The POA indicator must be assigned to all ICD-10 diagnoses (primary and secondary diagnosis codes, as well as to external cause of injury codes) on all inpatient claims (UB-04/CMS 1450) for all lines of business. Categories and codes exempt from reporting include late effect codes, normal delivery, Z-codes, and certain external codes (for example, railway, motor vehicle, water transport, air transport, and space transport).

Refer to the current HAC ICD-10 codes available on the CMS website at www.cms.gov/Medicare/Medicare-Fee-for-Service-Payment/HospitalAcqCond/icd10_hacs.html; select FY 2017 HOSPITAL ACQUIRED CONDITIONS LIST under Downloads.
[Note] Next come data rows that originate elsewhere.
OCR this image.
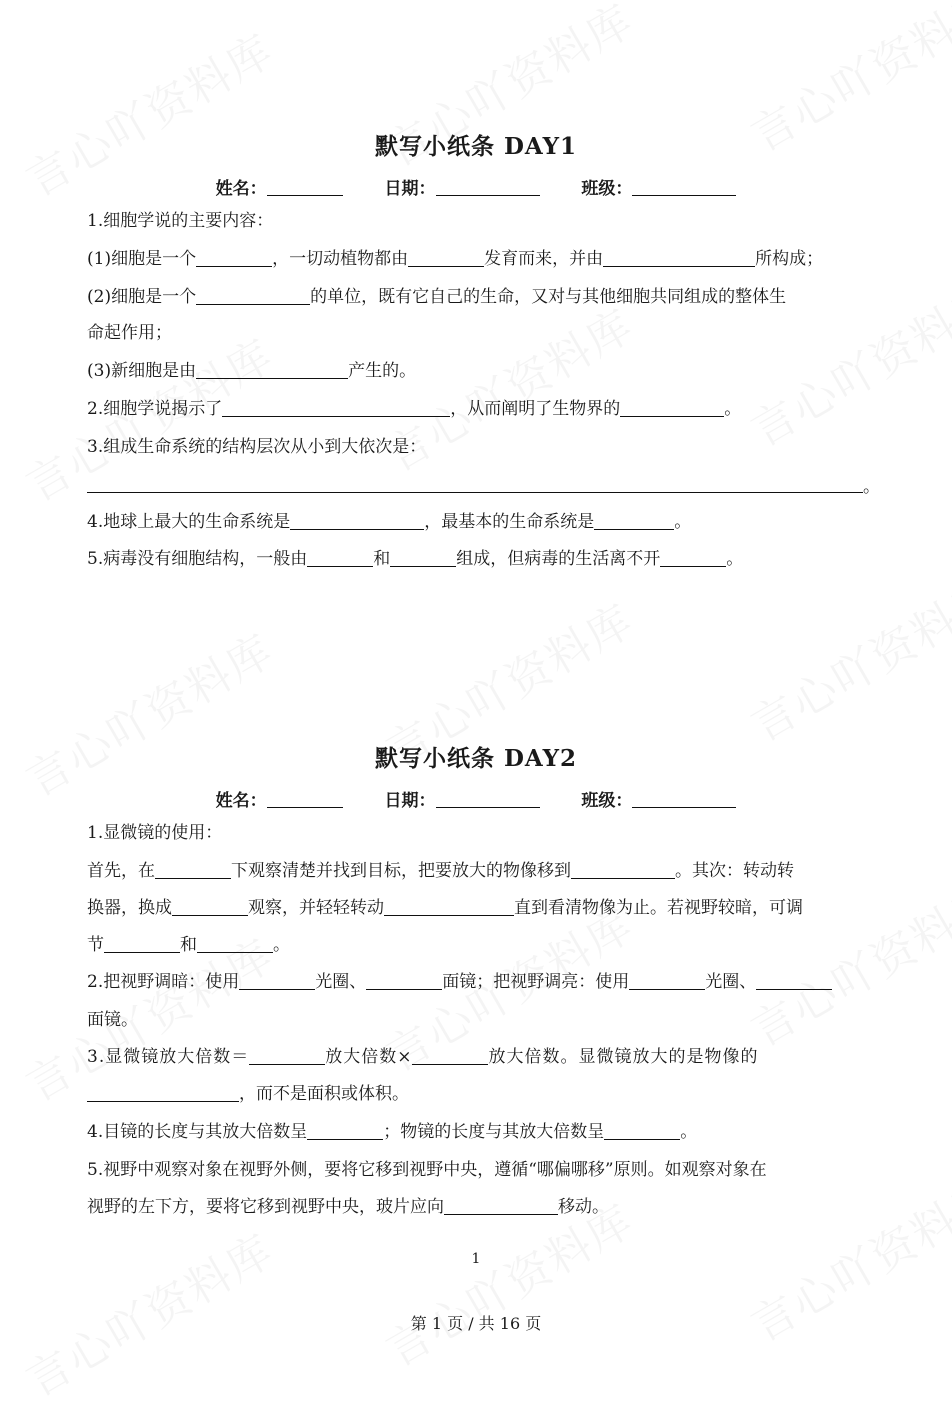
默写小纸条 DAY1
姓名：	日期：	班级：
1.细胞学说的主要内容：
(1)细胞是一个	，一切动植物都由	发育而来，并由	所构成；
(2)细胞是一个	的单位，既有它自己的生命，又对与其他细胞共同组成的整体生
命起作用；
(3)新细胞是由	产生的。
2.细胞学说揭示了	，从而阐明了生物界的	。
3.组成生命系统的结构层次从小到大依次是：
。
4.地球上最大的生命系统是	，最基本的生命系统是	。
5.病毒没有细胞结构，一般由	和	组成，但病毒的生活离不开	。
默写小纸条 DAY2
姓名：	日期：	班级：
1.显微镜的使用：
首先，在	下观察清楚并找到目标，把要放大的物像移到	。其次：转动转
换器，换成	观察，并轻轻转动	直到看清物像为止。若视野较暗，可调
节	和	。
2.把视野调暗：使用	光圈、	面镜；把视野调亮：使用	光圈、
面镜。
3.显微镜放大倍数＝	放大倍数×	放大倍数。显微镜放大的是物像的
，而不是面积或体积。
4.目镜的长度与其放大倍数呈	；物镜的长度与其放大倍数呈	。
5.视野中观察对象在视野外侧，要将它移到视野中央，遵循“哪偏哪移”原则。如观察对象在
视野的左下方，要将它移到视野中央，玻片应向	移动。
1
第 1 页 / 共 16 页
This list includes the HAC descriptions, codes and diagnoses, and is subject to change, as Health Net relies on guidance from CMS on these diagnoses. An HTML version of the ICD-10 HAC list is also available. Look for a link on the same page, titled Appendix I Hospital Acquired Conditions (HACS) List.
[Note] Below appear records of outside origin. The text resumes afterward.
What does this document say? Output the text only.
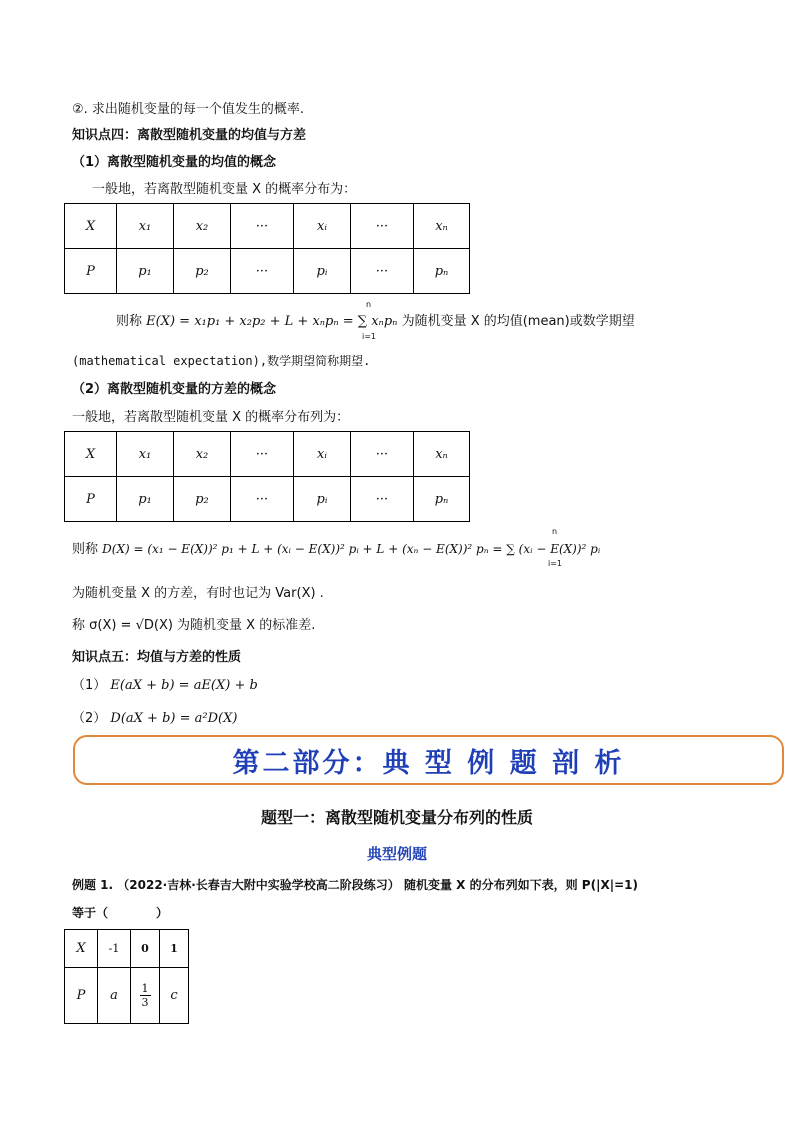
②. 求出随机变量的每一个值发生的概率.
知识点四：离散型随机变量的均值与方差
（1）离散型随机变量的均值的概念
一般地，若离散型随机变量 X 的概率分布为：
X	x₁	x₂	···	xᵢ	···	xₙ
P	p₁	p₂	···	pᵢ	···	pₙ
则称 E(X) = x₁p₁ + x₂p₂ + L + xₙpₙ = ∑ xₙpₙ 为随机变量 X 的均值(mean)或数学期望
n
i=1
(mathematical expectation),数学期望简称期望.
（2）离散型随机变量的方差的概念
一般地，若离散型随机变量 X 的概率分布列为：
X	x₁	x₂	···	xᵢ	···	xₙ
P	p₁	p₂	···	pᵢ	···	pₙ
则称 D(X) = (x₁ − E(X))² p₁ + L + (xᵢ − E(X))² pᵢ + L + (xₙ − E(X))² pₙ = ∑ (xᵢ − E(X))² pᵢ
n
i=1
为随机变量 X 的方差，有时也记为 Var(X) .
称 σ(X) = √D(X) 为随机变量 X 的标准差.
知识点五：均值与方差的性质
（1） E(aX + b) = aE(X) + b
（2） D(aX + b) = a²D(X)
第二部分：典 型 例 题 剖 析
题型一：离散型随机变量分布列的性质
典型例题
例题 1. （2022·吉林·长春吉大附中实验学校高二阶段练习） 随机变量 X 的分布列如下表，则 P(|X|=1)
等于（　　　　）
X	-1	0	1
P	a	$\frac{1}{3}$	c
The following POA indicators should be submitted in field locator 67 of the UB-04/CMS 1450, and in segment K3 in the 2300 loop, data element K301 for the 837I electronic claim submission.

Indicator

Description

Y

Present at the time of inpatient admission

N

Not present at the time of inpatient admission

U

Documentation is insufficient to determine if condition is present on admission

W

Provider is unable to clinically determine whether condition was present on admission or not

1

Exempt from POA reporting (equivalent of a blank code on UB-04/CMS 1450 form). This code should rarely be used and every effort to determine the appropriate indicator must be made

The POA only applies to inpatient prospective payment systems (IPPS) hospitals. The following hospitals are exempt from the POA indicator:

  • Critical access hospitals (CAHs)
  • Long-term care hospitals (LTCHs)
  • Maryland waiver hospitals
  • Cancer hospitals
  • Children's inpatient facilities
  • Religious non-medical health care institutions
  • Inpatient psychiatric hospitals
  • Inpatient rehabilitation facilities
  • Veterans Administration (VA)/Department of Defense (DOD) hospitals

Source: https://www.cms.gov/Outreach-and-Education/Medicare-Learning-Network-MLN/MLNProducts/Downloads/wPOA-Fact-Sheet.pdf

Quality Improvement HAC Program

Health Net's Quality Improvement (QI) HAC program is designed to encourage hospitals to improve patient safety by reducing or eliminating the occurrence of serious and costly errors in the provision of health care services. The QI HAC program supports improving hospital reporting and member awareness about hospital quality issues. The program also serves to more closely align Health Net practices with those of CMS and The Leapfrog Group, which represents purchasers and employer groups.

HAC Confirmation

Health Net's QI Department monitors claims submitted by the hospital after discharge for evidence of reported Not Present on Admission indicators of HACs. In accordance with the QI HAC Program, if a Health Net member experiences a HAC noted on the CMS website, Health Net requests that the admitting hospital take the following action:

  • Determine if the event was potentially preventable and within the control of the hospital and the medical staff who provided care during the member's stay.
  • Agree to refrain from billing or adjust billing to Health Net or the member for any charges associated with the HAC if it is determined that the HAC was preventable.
  • Perform a root cause analysis and take measures to prevent recurrences as necessary.

HAC Notification

Health Net's QI Department notifies the hospital's QI Department director or whoever is responsible to confirm that the above actions were taken according to the instructions in the notification. The notification also allows the hospital to explain extenuating circumstances that preclude these actions from being taken. The hospital has 30 days to complete and fax-back the confirmation to Health Net's QI Department. Health Net may also address potential HACs through the plan's established potential quality of care issues (PQI) process.